Triple negative breast cancer (TNBC) is the most aggressive subtype of this disease, accounting for approximately 15% of all breast cancers. Moreover, the prognosis of patients with this subtype is exacerbated by its high metastasis and recurrence rates, as well as drug resistance. However, treatments are limited owing to a lack of suitable receptors to target. In this study, I performed transcriptome profiling for breast cancer and TNBC based on reference to the Gene Expression Omnibus (GEO) database.

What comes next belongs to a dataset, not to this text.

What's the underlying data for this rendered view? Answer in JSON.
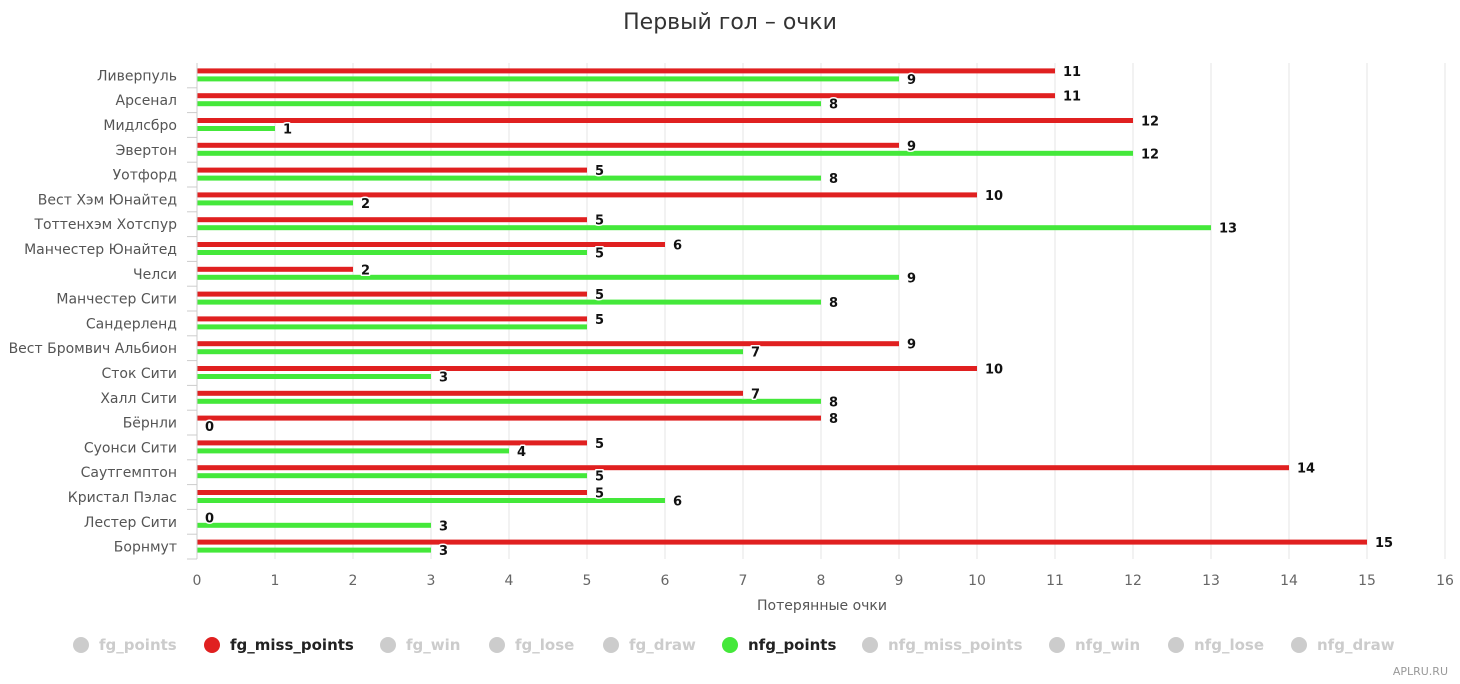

I found evidence to indicate that S100 calcium-binding protein A11 (S100A11) is a potential therapeutic target. S100A11 is an S100A protein that regulates enzyme activity and several cellular mechanisms in response to calcium ions. Although S100A11 has been extensively studied in the field of cancer research as a tumor-promoting factor, there has to date been no research conducted on this protein in the context of breast cancer. During the course of this study, I validated the functionality of S100A11 based on analyses of in silico data, patient samples, and breast cancer cell lines. Data retrieved from the TCGA database revealed S100A11 to be highly expressed in patients with breast cancer. Analysis of patient samples indicated that, compared with normal tissues, S100A11 expression is upregulated in cancer tissues depending on the grade, and that expression patterns are also associated with patient prognosis. Inhibition of S100A11 was found to promote a significant increase in cell death, particularly in TNBC cell lines. Furthermore, the findings of western blot and RT-qPCR analyses revealed a correlation between the expression of S100A11 and that of BIM. Moreover, S100A11 knockdown-mediated AKT-FoxO3a signaling was found to activate BIM expression, and thereby induce apoptosis. On the basis of this elucidation of the mechanisms whereby S100A11 functions in TNBC, I propose S100A11 to be a novel biomarker and new therapeutic target for the treatment of TNBC.